U.S. weekly jobless claims fall modestly

A "Now hiring" sign is displayed on the window of an IN-N-OUT fast food restaurant in Encinitas, California, U.S., May 9, 2022. REUTERS/Mike Blake/File Photo

The number of Americans filing new claims for unemployment benefits fell less than expected last week, suggesting some cooling in the labor market, though conditions remain tight.

The economy’s outlook is darkening, with other data on Thursday showing homebuilding slumping to a 13-month low in May, weighed down by soaring mortgage rates and building material prices. Manufacturing also appears to be losing speed. The economy’s waning momentum comes as the Federal Reserve is aggressively raising interest rates to fight inflation.

Fed Chair Jerome Powell told reporters on Wednesday that “the labor market has remained extremely tight,” and that “labor demand is very strong.” The U.S. central bank has increased the overnight rate by 150 basis points since March.

“For now, supply and demand mismatches will keep filings low,” said Rubeela Farooqi, chief U.S. economist at High Frequency Economics in White Plains, New York. “But the level could start to trend up as the Fed continues to remove policy accommodation to slow demand.”

The latest batch of economic data followed on the heels of news this week of a surprise decline in retail sales last month, and could amplify fears of a recession. The Fed on Wednesday raised its policy interest rate by three-quarters of a percentage point, the biggest hike since 1994.

“The risk of a hard landing for the U.S. economy has grown exponentially,” said Christopher Rupkey, chief economist at FWDBONDS in New York. “The Fed’s aggressive and abrupt policy tightening may soon be criticized for letting in the winds of recession.”

Initial claims for state unemployment benefits slipped 3,000 to a seasonally adjusted 229,000 for the week ended June 11. Economists polled by Reuters had forecast 215,000 applications for the latest week.

The decline partially reversed the prior week’s jump, which had lifted filings close to a five-month high, and was blamed on seasonal fluctuations around moving holidays like Memorial Day.

Significant increases in claims were reported in California, Ohio, Illinois and Michigan. Claims fell in Missouri.

There has been a steady rise in reports of job cuts mostly in the technology and housing sectors. Still, claims have remained locked in a tight range since plunging to a more than a 53-year low of 166,000 in March.

U.S. stocks opened sharply lower. The dollar fell against a basket of currencies. U.S. Treasury yields rose.

The claims report showed the number of people receiving benefits after an initial week of aid increased 3,000 to 1.312 million during the week ending June 4. There were 11.4 million job openings at the end of April.

Higher borrowing costs are combining with record high home prices to chill the housing market. This could help to bring housing demand and supply back into alignment and lower prices.

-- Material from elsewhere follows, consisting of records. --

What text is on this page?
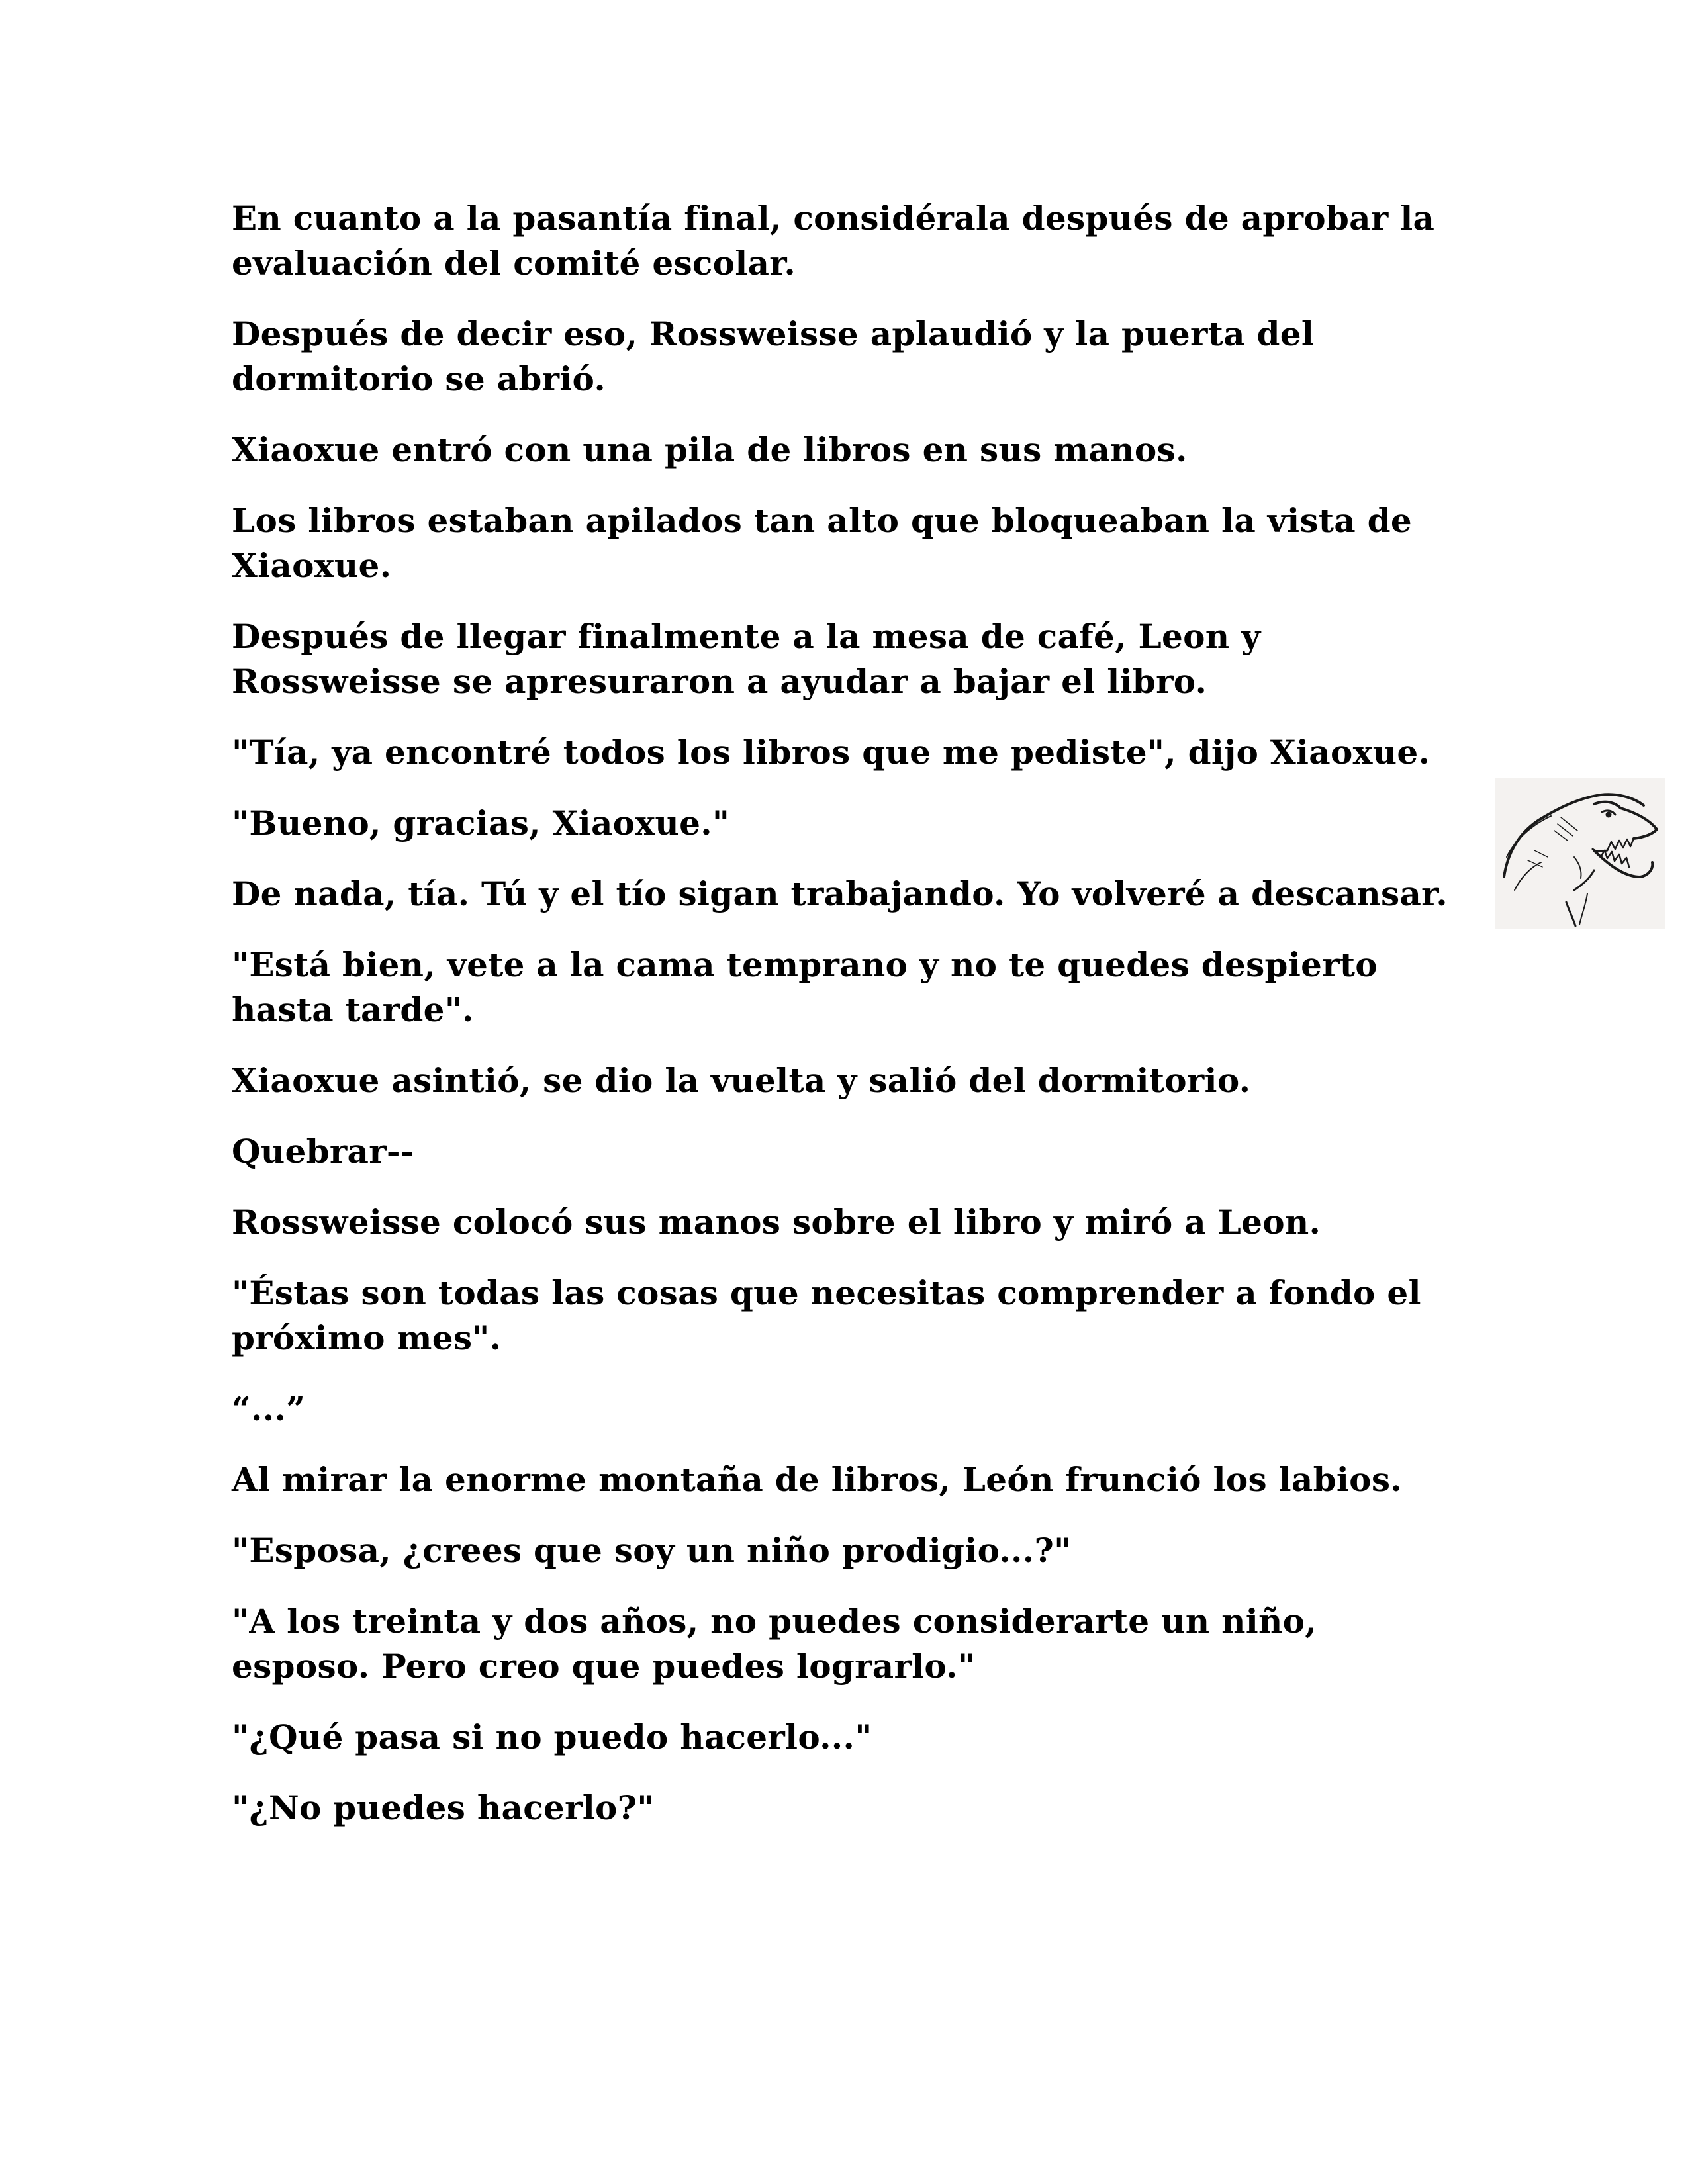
En cuanto a la pasantía final, considérala después de aprobar la evaluación del comité escolar.

Después de decir eso, Rossweisse aplaudió y la puerta del dormitorio se abrió.

Xiaoxue entró con una pila de libros en sus manos.

Los libros estaban apilados tan alto que bloqueaban la vista de Xiaoxue.

Después de llegar finalmente a la mesa de café, Leon y Rossweisse se apresuraron a ayudar a bajar el libro.

"Tía, ya encontré todos los libros que me pediste", dijo Xiaoxue.

"Bueno, gracias, Xiaoxue."

De nada, tía. Tú y el tío sigan trabajando. Yo volveré a descansar.

"Está bien, vete a la cama temprano y no te quedes despierto hasta tarde".

Xiaoxue asintió, se dio la vuelta y salió del dormitorio.

Quebrar--

Rossweisse colocó sus manos sobre el libro y miró a Leon.

"Éstas son todas las cosas que necesitas comprender a fondo el próximo mes".

“...”

Al mirar la enorme montaña de libros, León frunció los labios.

"Esposa, ¿crees que soy un niño prodigio...?"

"A los treinta y dos años, no puedes considerarte un niño, esposo. Pero creo que puedes lograrlo."

"¿Qué pasa si no puedo hacerlo..."

"¿No puedes hacerlo?"
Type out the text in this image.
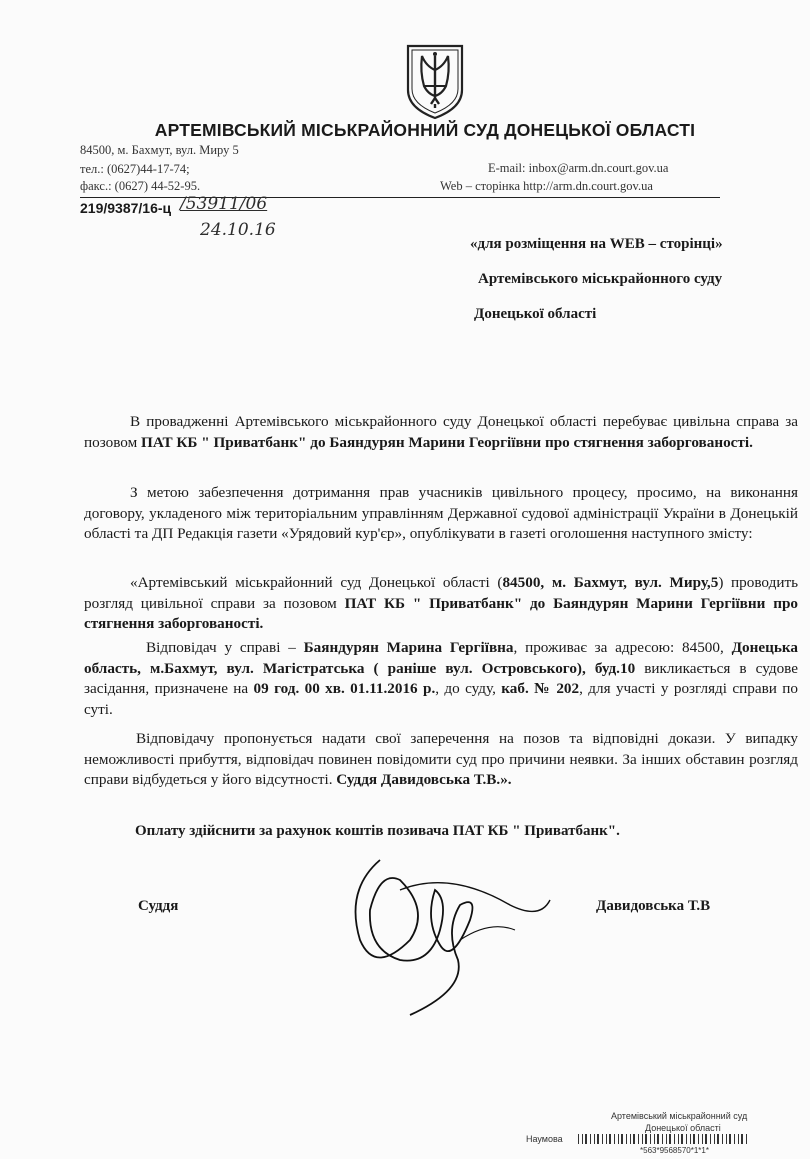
АРТЕМІВСЬКИЙ МІСЬКРАЙОННИЙ СУД ДОНЕЦЬКОЇ ОБЛАСТІ
84500, м. Бахмут, вул. Миру 5
тел.: (0627)44-17-74;
факс.: (0627) 44-52-95.
E-mail: inbox@arm.dn.court.gov.ua
Web – сторінка http://arm.dn.court.gov.ua
219/9387/16-ц /53911/06
24.10.16
«для розміщення на WEB – сторінці»
Артемівського міськрайонного суду
Донецької області

В провадженні Артемівського міськрайонного суду Донецької області перебуває цивільна справа за позовом ПАТ КБ " Приватбанк" до Баяндурян Марини Георгіївни про стягнення заборгованості.

З метою забезпечення дотримання прав учасників цивільного процесу, просимо, на виконання договору, укладеного між територіальним управлінням Державної судової адміністрації України в Донецькій області та ДП Редакція газети «Урядовий кур'єр», опублікувати в газеті оголошення наступного змісту:

«Артемівський міськрайонний суд Донецької області (84500, м. Бахмут, вул. Миру,5) проводить розгляд цивільної справи за позовом ПАТ КБ " Приватбанк" до Баяндурян Марини Гергіївни про стягнення заборгованості.

Відповідач у справі – Баяндурян Марина Гергіївна, проживає за адресою: 84500, Донецька область, м.Бахмут, вул. Магістратська ( раніше вул. Островського), буд.10 викликається в судове засідання, призначене на 09 год. 00 хв. 01.11.2016 р., до суду, каб. № 202, для участі у розгляді справи по суті.

Відповідачу пропонується надати свої заперечення на позов та відповідні докази. У випадку неможливості прибуття, відповідач повинен повідомити суд про причини неявки. За інших обставин розгляд справи відбудеться у його відсутності. Суддя Давидовська Т.В.».

Оплату здійснити за рахунок коштів позивача ПАТ КБ " Приватбанк".
Суддя	Давидовська Т.В
Артемівський міськрайонний суд
Донецької області
Наумова
*563*9568570*1*1*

A separate report from the Commerce Department on Thursday showed housing starts plunged 14.4% to a seasonally adjusted annual rate of 1.549 million units last month, the lowest level since April 2021. Economists had forecast starts would slide to a rate of 1.701 million units.

Permits for future homebuilding declined 7.0% to a rate of 1.695 million units. A survey on Wednesday showed the National Association of Home Builders/Wells Fargo Housing Market sentiment index hit a two-year low in June, with a gauge of prospective buyer traffic falling below the break-even level of 50 for the first time since June 2020.

Single-family housing starts, which account for the biggest share of homebuilding, tumbled 9.2% to a rate of 1.051 million units last month, the lowest since August 2020.

Single-family homebuilding rose in the Northeast, but fell in the Midwest, South and West regions.

The 30-year fixed-rate mortgage jumped 25 basis points last week to an average of 5.65%, the highest level since November 2008, according to data from the Mortgage Bankers Association.

Building permits for single-family homes declined 5.5% to a rate of 1.048 million units, the lowest since July 2020.

Starts for housing projects with five units or more dived 26.8% to a rate 469,000 units. Multi-family housing permits dropped 10.0% to a rate of 592,000 units.

The number of houses approved for construction that are yet to be started increased 0.7% to 283,000 units. The single-family housing backlog was unchanged at 152,000. These will eventually become starts and help to underpin residential construction.

“Mortgage rates north of 6% are likely sufficient to cool the housing market, which isn’t necessarily a bad thing,” said Ryan Sweet, an economist at Moody’s Analytics in West Chester, Pennsylvania.

“The housing market was red-hot, and that wasn’t sustainable.”